Study of Indium Phosphide Quantum Dots/Carbon Quantum Dots System for Enhanced Photocatalytic Hydrogen Production from Hydrogen Sulfide

Abstract

Quantum dots (QDs) are promising semiconductor nanocrystals in photocatalysis due to their unique properties and in contrast to bulk semiconductors. Different from the traditional modification methods of indium phosphide (InP) QDs such as metal doping, shell design, and surface ligand modification, we firstly constructed the indium phosphide quantum dot and carbon quantum dot (InP QDs/CQDs) system and used it for the study of photocatalytic hydrogen production from hydrogen sulfide (H2S) in this work.
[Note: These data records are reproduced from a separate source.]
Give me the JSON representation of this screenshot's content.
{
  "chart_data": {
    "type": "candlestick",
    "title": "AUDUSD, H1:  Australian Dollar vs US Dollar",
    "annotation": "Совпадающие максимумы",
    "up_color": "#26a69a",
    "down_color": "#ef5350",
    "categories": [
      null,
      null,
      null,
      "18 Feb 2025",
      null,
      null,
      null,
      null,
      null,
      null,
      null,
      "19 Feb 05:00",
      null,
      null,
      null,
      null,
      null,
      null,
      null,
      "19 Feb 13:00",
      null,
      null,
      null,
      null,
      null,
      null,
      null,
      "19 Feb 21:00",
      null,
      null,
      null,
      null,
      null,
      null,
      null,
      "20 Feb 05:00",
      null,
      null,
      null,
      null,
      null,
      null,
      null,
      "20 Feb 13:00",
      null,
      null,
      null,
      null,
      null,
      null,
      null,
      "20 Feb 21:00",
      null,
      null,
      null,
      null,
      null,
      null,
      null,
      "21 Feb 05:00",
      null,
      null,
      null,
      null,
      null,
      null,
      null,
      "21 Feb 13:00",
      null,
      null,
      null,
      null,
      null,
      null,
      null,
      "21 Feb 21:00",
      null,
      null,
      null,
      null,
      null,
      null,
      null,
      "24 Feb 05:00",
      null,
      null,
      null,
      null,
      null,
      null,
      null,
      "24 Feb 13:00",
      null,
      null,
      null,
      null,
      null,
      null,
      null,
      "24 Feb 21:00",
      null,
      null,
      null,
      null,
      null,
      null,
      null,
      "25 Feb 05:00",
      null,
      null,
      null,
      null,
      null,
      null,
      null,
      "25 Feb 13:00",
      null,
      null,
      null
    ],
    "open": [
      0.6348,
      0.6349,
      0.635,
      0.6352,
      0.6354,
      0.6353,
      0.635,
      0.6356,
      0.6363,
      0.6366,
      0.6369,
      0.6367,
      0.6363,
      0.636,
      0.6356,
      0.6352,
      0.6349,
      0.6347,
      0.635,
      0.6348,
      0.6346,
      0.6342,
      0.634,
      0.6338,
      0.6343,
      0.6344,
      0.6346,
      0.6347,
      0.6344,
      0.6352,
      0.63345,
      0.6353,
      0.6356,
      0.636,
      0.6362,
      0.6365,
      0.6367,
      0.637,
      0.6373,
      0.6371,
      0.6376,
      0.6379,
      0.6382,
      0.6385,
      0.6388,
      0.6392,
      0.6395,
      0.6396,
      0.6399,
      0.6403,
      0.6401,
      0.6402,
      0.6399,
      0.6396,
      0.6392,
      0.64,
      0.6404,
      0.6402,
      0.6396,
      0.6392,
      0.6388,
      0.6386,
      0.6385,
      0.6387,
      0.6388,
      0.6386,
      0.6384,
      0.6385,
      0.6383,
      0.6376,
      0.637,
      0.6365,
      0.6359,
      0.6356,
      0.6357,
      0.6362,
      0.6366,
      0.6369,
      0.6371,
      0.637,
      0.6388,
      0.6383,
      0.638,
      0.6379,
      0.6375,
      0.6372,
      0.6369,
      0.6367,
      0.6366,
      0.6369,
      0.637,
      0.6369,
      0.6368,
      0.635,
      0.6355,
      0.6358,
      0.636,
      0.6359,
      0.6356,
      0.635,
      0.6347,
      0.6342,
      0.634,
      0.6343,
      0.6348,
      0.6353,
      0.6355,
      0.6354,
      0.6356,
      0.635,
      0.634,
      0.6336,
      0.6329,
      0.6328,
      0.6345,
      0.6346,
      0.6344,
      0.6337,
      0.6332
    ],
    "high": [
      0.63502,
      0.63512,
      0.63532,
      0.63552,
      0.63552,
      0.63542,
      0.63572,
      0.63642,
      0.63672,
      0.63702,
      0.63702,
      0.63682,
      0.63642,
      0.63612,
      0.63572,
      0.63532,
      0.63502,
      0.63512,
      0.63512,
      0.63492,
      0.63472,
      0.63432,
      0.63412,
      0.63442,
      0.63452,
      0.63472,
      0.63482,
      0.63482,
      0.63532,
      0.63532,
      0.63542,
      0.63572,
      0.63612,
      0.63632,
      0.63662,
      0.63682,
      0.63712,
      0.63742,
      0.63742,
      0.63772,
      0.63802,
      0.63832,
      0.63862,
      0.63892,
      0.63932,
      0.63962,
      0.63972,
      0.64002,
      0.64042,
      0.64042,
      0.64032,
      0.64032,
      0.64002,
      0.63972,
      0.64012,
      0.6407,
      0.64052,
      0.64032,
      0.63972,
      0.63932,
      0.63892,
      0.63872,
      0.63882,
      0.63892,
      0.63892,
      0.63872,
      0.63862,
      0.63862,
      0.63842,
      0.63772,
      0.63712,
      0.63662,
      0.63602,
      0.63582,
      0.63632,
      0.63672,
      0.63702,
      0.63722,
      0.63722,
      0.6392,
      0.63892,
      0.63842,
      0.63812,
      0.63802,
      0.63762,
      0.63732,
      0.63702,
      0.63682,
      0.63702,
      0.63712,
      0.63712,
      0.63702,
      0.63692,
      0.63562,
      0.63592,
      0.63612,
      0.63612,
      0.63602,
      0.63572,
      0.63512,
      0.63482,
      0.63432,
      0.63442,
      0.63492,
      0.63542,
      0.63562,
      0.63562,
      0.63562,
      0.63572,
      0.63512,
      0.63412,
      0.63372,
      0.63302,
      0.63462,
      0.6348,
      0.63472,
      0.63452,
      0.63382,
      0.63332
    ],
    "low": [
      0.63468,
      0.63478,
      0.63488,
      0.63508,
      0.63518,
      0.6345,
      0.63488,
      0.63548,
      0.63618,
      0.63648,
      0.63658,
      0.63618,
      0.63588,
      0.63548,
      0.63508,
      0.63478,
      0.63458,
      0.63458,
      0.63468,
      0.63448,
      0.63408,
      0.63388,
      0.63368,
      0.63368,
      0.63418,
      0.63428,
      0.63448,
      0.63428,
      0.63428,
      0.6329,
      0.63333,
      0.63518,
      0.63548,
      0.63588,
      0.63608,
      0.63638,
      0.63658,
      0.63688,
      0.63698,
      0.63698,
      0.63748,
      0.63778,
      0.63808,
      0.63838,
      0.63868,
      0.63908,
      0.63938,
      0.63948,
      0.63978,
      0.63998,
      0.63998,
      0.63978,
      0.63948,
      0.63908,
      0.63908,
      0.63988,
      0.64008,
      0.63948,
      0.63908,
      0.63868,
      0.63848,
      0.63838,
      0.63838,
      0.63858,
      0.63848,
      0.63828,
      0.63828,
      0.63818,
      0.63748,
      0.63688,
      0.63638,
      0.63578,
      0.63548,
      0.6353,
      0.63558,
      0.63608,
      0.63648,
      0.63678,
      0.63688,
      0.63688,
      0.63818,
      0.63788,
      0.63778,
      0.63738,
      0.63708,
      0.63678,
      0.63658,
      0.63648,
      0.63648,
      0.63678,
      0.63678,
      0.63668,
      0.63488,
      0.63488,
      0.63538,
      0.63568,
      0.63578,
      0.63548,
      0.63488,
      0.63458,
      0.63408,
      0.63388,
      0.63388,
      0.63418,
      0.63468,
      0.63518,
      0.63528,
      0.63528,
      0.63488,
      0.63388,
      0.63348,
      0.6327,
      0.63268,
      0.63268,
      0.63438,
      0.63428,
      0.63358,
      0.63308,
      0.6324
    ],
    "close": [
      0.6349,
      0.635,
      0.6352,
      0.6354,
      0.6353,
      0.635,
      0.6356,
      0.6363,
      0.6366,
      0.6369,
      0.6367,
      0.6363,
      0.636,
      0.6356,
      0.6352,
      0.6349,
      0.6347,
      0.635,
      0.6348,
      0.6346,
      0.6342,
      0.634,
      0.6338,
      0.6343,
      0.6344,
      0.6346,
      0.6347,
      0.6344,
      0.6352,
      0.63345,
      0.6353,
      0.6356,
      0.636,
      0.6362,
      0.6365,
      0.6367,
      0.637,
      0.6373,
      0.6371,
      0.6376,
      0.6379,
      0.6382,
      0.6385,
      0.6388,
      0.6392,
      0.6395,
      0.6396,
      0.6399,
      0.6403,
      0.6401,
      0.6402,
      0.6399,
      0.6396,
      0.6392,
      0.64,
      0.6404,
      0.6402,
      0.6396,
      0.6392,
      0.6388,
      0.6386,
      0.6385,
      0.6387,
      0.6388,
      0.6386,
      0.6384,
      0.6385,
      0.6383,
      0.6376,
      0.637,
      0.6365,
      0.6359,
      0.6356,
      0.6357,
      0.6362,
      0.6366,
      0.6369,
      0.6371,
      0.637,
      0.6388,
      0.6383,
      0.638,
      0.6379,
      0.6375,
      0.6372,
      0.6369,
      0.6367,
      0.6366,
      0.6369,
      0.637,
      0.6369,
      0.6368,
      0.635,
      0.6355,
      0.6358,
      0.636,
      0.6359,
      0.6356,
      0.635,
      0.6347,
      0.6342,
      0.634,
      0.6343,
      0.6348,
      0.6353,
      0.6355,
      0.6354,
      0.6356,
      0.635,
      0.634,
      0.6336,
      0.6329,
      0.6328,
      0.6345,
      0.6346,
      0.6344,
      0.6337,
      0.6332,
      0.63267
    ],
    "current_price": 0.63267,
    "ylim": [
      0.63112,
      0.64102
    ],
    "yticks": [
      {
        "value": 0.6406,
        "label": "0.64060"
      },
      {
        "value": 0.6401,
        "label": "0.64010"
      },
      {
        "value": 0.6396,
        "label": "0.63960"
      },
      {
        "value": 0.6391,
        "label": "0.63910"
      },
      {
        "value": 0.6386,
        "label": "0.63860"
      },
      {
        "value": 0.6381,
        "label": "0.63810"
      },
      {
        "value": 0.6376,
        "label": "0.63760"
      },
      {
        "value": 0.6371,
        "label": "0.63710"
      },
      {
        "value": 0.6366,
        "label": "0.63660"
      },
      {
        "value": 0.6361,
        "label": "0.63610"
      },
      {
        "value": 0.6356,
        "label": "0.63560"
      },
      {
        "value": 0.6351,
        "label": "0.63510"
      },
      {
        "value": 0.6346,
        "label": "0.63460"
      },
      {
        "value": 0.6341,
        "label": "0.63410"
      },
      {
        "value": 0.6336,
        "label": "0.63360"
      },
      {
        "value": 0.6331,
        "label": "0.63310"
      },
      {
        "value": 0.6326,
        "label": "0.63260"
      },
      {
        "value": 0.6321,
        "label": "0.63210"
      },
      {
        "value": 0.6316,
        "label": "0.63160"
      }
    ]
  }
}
The photocatalytic performance tests show that the average rate of photocatalytic decomposition of hydrogen sulfide to produce hydrogen of the InP QDs/CQDs system increases by 2.1 times in contrast to InP QDs alone. The steady-state and time-resolved photoluminescence spectra demonstrated that the introduction of CQDs can effectively improve the separation efficiency of photo-generated carriers. In addition, the surface electronegativity of the InP QDs/CQDs system is weaker than that of InP QDs, which may reduce the repulsion between the photocatalyst and reaction substrate, promoting the surface oxidation reaction in the photocatalytic process. This work indicates that the construction of the QDs hybrid system can improve their photocatalytic performance, providing a way to optimize QDs in photocatalysis.